C’est pour cela que, d’après W. Tamzali, en se servant de la religion pour imposer une morale sexuelle, on s'inscrit dans la vie des hommes et des femmes musulmans suivant un dispositif dont le voile est la pièce maîtresse. Effectivement, ce système repose sur la responsabilité et la culpabilité de la femme. L'homme, lui, est libre de faire ce qu'il veut (alors cela veut dire qu'il n'est pas un bijou ou une perle ?). Tout ça la met aussi en colère. Mais c'est autre chose qui la met vraiment hors d'elle.
Le combat qu'elle mène pour éclairer les femmes algériennes et moderniser la mentalité de son pays est souvent relativisé en Europe, avec parfois une forme de condescendance. En effet, elle lance un grand cri de colère et dénonce dans son livre (d’où le titre) la trop grande complaisance de nombreux intellectuels occidentaux et le relativisme de certaines féministes concernant le voile.
Si les droits de l’Homme (ou plutôt les droits Humains) sont universels, alors les droits des femmes ne peuvent pas se diviser pour s’adapter à telle culture ou telle religion. Ils doivent pouvoir s’appliquer de la même manière partout dans le monde. Les féministes comme Wassyla Tamzali doivent ainsi parfois se sentir bien seules dans leur combat lorsque des féministes européennes sensées les soutenir préfèrent ne rien voir au nom du respect des traditions et des religions des autres pays, y compris quand le problème concerne des femmes vivant en Europe !

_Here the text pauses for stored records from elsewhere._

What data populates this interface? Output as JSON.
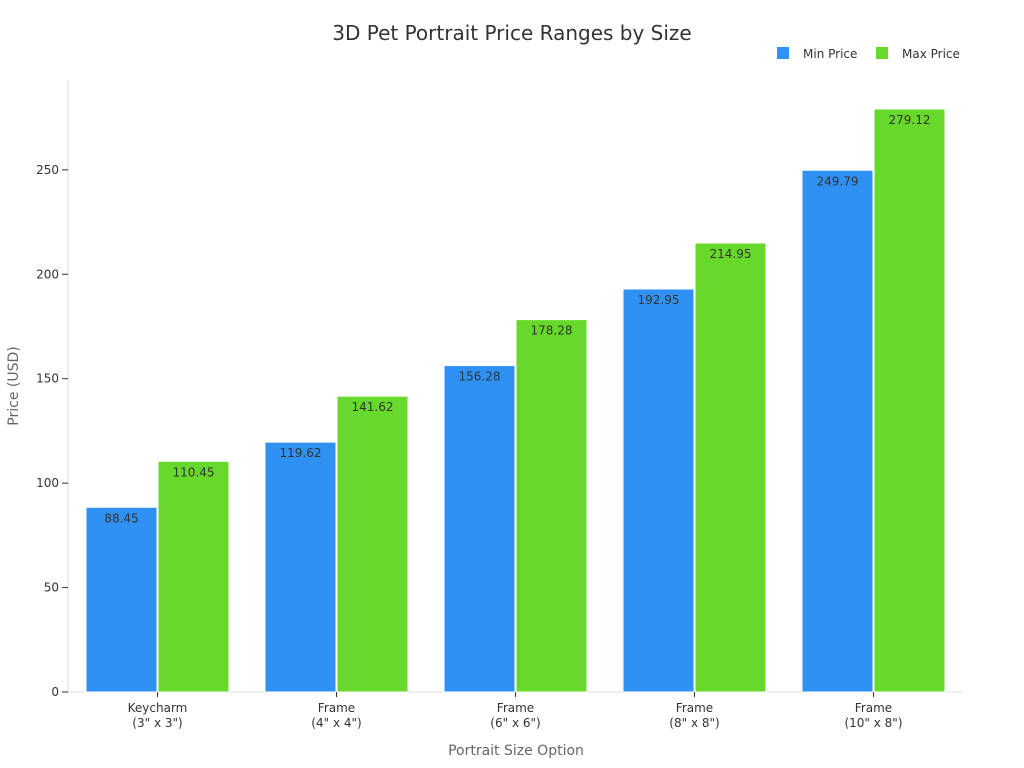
{
  "chart_data": {
    "type": "bar",
    "title": "3D Pet Portrait Price Ranges by Size",
    "xlabel": "Portrait Size Option",
    "ylabel": "Price (USD)",
    "categories": [
      [
        "Keycharm",
        "(3\" x 3\")"
      ],
      [
        "Frame",
        "(4\" x 4\")"
      ],
      [
        "Frame",
        "(6\" x 6\")"
      ],
      [
        "Frame",
        "(8\" x 8\")"
      ],
      [
        "Frame",
        "(10\" x 8\")"
      ]
    ],
    "series": [
      {
        "name": "Min Price",
        "color": "#3091f5",
        "values": [
          88.45,
          119.62,
          156.28,
          192.95,
          249.79
        ],
        "labels": [
          "88.45",
          "119.62",
          "156.28",
          "192.95",
          "249.79"
        ]
      },
      {
        "name": "Max Price",
        "color": "#66d92a",
        "values": [
          110.45,
          141.62,
          178.28,
          214.95,
          279.12
        ],
        "labels": [
          "110.45",
          "141.62",
          "178.28",
          "214.95",
          "279.12"
        ]
      }
    ],
    "ylim": [
      0,
      293
    ],
    "yticks": [
      0,
      50,
      100,
      150,
      200,
      250
    ],
    "ytick_labels": [
      "0",
      "50",
      "100",
      "150",
      "200",
      "250"
    ],
    "grid": false,
    "legend_position": "top-right"
  }
}
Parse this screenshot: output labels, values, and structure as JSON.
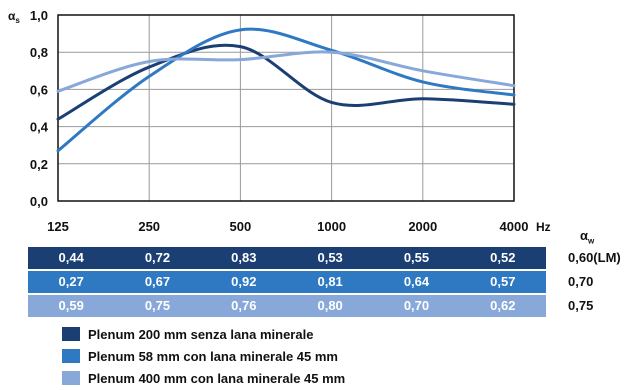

Les héritières de Simone de Beauvoir semblent frappées d'amnésie. Elles ne reconnaissent pas dans les féministes du monde musulman les combats qu'elles ont elles-mêmes menés en leur temps. C’est pour cela que W. Tamzali se pose cette question : S'agit-il d'amnésie ou d’ethnicisme ?
Voilà la grosse colère, légitime, de cette féministe qui aura voué sa vie à la cause des femmes algériennes et du monde musulman en général, malgré le relativisme de certaines féministes européennes.
Wassyla Tamzali a toujours refusé d'être considérée comme un objet. Comme je la comprends. Mais l'objet de sa réflexion, lui, est précieux. Bref, vous l'aurez compris, j'admire cette femme.